Er sagt, dass Familie alles ist und dass Familie nicht alles ist. Wenn er schlimmes Heimweh hat, schlafen wir im selben Bett und träumen verschieden.

 

Ich habe Angst, sagt er manchmal, vor dem und dem und zeigt aus dem Fenster auf Menschen im Laternenlicht. Vieles verstehen wir nicht. Wir lernen, wie man Alles Gute auf Kurdisch sagt.

 

Im House sind alle füreinander da und alle mit ihrem eigenen Scheiß beschäftigt. Mental Health wird groß- und kleingeschrieben.

Liam voguet wie besessen.

Er muss sich verstecken, er möchte gesehen werden.

Die Adresse darf niemand wissen.

Er trägt seine pink Camouflage-Jacke, er sagt, er hätte gerne einen Sugar Daddy.

Er weint die Nacht vor seinem Geburtstag, weil er seine Mama vermisst.

 

House, sagt er, ist auch Family. Aber irgendwie kommt er nicht an. Mike kommt vorbei, seine House-Mutter,Butch Queen, und kann ihn nicht trösten.

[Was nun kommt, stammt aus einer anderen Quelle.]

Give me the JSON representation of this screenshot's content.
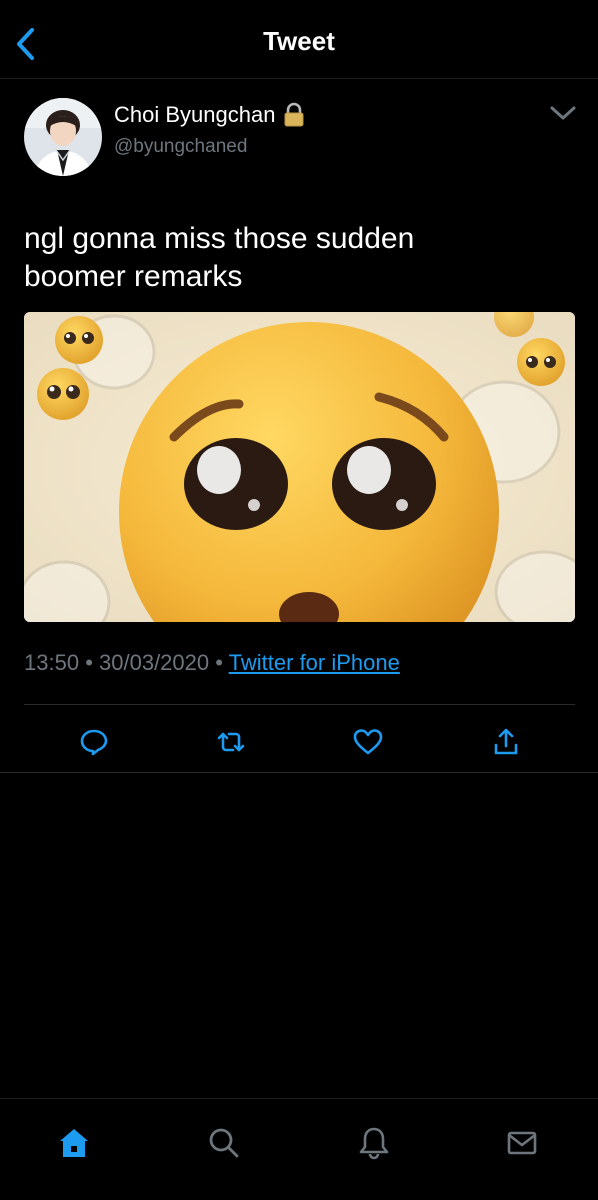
{
  "header": {
    "title": "Tweet",
    "back_icon": "chevron-left-icon"
  },
  "author": {
    "name": "Choi Byungchan",
    "handle": "@byungchaned",
    "protected_icon": "lock-icon",
    "more_icon": "chevron-down-icon"
  },
  "tweet": {
    "text": "ngl gonna miss those sudden\nboomer remarks",
    "media_description_icon": "pleading-face-emoji-image"
  },
  "meta": {
    "time": "13:50",
    "date": "30/03/2020",
    "separator": "•",
    "source": "Twitter for iPhone"
  },
  "actions": {
    "reply_icon": "reply-icon",
    "retweet_icon": "retweet-icon",
    "like_icon": "heart-icon",
    "share_icon": "share-icon"
  },
  "tabbar": {
    "home_icon": "home-icon",
    "search_icon": "search-icon",
    "notifications_icon": "bell-icon",
    "messages_icon": "mail-icon"
  },
  "colors": {
    "background": "#000000",
    "text": "#ffffff",
    "muted": "#6e767d",
    "accent": "#1d9bf0",
    "icon": "#1d9bf0"
  }
}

Er erzählt von Lidschattenpaletten unter dem Bett versteckt und ungeschminkt maskiert sein. 

Dass seine Mutter mit ihm zu einem Schamanen wollte.

 

Wir kochen zusammen und reden über toxische Männlichkeit und er macht das Curry viel zu scharf: Weicheier, sagt er und lacht.

Ich bin fett geworden, sagt er und wir schauen ihn böse an.

 

Wenn er betrunken ist und wir zusammen im Park, läuft er manchmal davon. Liam, sagen wir. Er kichert und stolpert, er ist groß und stark, wir können ihn nicht festhalten.

Er sagt, er will unbedingt mal Gras rauchen und liegt dann den Abend auf der Couch, ganz grün im Gesicht. 

 

Wir finden, er schaut nicht gut auf sich. Wir lernen in der Vorlesung, Gesundheit ist eine Klassenfrage.

Wir suchen queer bi*poc Beratungsstellen für ihn raus. Ihr seid klasse, sagt er und geht nicht hin. 

 

Einmal telefoniert er mit seiner Schwester, sie ist ein ally, sagt er, beide weinen.

Wir sind betreten in der Küche und die Wände sehr dünn.

Der Sommer ist ganz nah.

 

Dann der Drop.

 

Er wird unruhig und sagt, er müsste eigentlich nach New York ziehen oder London oder Berlin. Wo das echte Leben passiert.

Wir meinen, er soll vernünftig sein, und er, dass das nur Menschen sagen mit Schulabschluss.

Er beginnt, nach Inseraten zu schauen, und wir denken, es sind Spinnereien.

Über Pfingsten sind wir weg und finden ihn in einem tiefen Loch, als wir zurückkommen.

 

Dann ruft er an mit zitternder Stimme und sagt, Berlin ab nächstem Monat und dass er traurig ist.

 

Wir verstehen es nicht, er ist doch jetzt unsere Sister, unsere Schwester geworden, egal woher und so weiter. Wir finden, dass er doch jetzt hier zuhause ist, und werden wütend. Er sagt unglücklich: ihr süßen Mäuse. Er möchte getröstet werden, aber wir auch.

 

Wir machen ein gemeinsames Polaroidbild, auf dem die Farben verrinnen.

Wir lernen, wie man Lebwohl auf Kurdisch sagt.

 

Von ihm bleiben ein paar Dellen im Boden.